Le conflit s'étendit rapidement au-delà du Hedjaz. En Transjordanie et dans le sud de la Syrie, de nouveaux fronts éclatèrent lorsque des bandes de rebelles attaquèrent les avant-postes ottomans. Les lignes de bataille s'estompèrent : des pillards tribaux, des soldats ottomans et des détachements britanniques s'affrontèrent sous un soleil de plomb. Le sol était recouvert d'une épaisse couche de boue après des pluies rares, et les blessés gisaient là où ils étaient tombés, la poussière se mêlant à leur sang. Lors d'un incident tristement célèbre, un groupe de pillards arabes, poussés par le chagrin et la rage après un massacre ottoman, exécutèrent leurs prisonniers et laissèrent les corps sans sépulture sous un soleil impitoyable, témoignage sinistre du cycle d'atrocités et de représailles qui caractérisait désormais la guerre.

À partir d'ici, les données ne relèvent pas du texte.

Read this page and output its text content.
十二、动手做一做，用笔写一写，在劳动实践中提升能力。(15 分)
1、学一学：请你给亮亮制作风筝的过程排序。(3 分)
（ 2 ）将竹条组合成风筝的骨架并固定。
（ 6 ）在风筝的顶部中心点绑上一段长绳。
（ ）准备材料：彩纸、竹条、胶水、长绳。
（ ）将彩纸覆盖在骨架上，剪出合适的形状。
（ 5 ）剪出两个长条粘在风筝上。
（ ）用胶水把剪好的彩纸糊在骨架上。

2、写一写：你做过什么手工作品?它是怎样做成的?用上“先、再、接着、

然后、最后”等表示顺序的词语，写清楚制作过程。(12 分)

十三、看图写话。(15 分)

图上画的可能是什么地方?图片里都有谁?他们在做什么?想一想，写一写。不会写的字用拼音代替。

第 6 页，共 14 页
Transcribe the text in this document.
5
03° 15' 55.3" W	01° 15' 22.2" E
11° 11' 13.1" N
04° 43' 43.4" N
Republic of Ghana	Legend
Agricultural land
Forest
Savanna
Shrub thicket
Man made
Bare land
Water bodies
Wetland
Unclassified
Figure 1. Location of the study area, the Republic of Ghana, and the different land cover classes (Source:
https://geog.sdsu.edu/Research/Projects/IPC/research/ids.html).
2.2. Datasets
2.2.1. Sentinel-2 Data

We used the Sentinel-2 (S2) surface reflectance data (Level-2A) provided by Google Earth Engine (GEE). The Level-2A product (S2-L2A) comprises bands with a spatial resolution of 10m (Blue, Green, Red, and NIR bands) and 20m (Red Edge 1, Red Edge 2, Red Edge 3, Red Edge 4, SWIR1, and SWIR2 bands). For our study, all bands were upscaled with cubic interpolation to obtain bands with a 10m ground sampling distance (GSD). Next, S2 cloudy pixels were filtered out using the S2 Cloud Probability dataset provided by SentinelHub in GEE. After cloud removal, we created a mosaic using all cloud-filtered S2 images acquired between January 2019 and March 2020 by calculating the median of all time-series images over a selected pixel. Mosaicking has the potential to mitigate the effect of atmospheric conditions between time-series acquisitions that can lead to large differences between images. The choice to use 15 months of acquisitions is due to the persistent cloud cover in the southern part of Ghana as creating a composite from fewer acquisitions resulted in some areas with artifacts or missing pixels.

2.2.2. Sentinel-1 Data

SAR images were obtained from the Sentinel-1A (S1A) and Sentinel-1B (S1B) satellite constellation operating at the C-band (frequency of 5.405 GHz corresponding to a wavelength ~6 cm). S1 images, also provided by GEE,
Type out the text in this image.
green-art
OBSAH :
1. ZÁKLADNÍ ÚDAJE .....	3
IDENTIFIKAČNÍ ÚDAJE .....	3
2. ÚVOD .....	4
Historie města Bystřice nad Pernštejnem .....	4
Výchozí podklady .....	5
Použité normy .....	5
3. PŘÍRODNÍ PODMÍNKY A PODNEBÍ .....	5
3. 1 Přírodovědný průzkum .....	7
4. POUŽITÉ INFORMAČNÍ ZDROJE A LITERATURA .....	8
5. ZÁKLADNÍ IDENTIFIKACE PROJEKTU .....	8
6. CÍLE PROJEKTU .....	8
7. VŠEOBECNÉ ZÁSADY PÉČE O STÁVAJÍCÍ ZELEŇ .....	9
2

À la fin de 1917, la révolte arabe était passée d'une insurrection locale à un conflit régional. Les Ottomans, affaiblis par les exigences plus larges de la Première Guerre mondiale, avaient du mal à contenir le soulèvement. Les Britanniques, désormais déterminés à remporter la victoire, consacraient de plus en plus de ressources à la campagne, leurs lignes d'approvisionnement s'étendant sur un terrain hostile. Le coût était de plus en plus élevé : les villages se vidaient, les champs étaient laissés en jachère, les morts étaient enterrés à la hâte dans des fosses peu profondes. La promesse de libération était ternie par les réalités de la guerre : pertes, divisions et destructions. Pourtant, avec la chute d'Aqaba, le décor était planté pour une nouvelle offensive, qui allait déterminer non seulement le sort de la révolte, mais aussi l'avenir du Moyen-Orient. L'horizon, ensanglanté par le coucher du soleil et la fumée, recelait la promesse incertaine de ce qui allait arriver.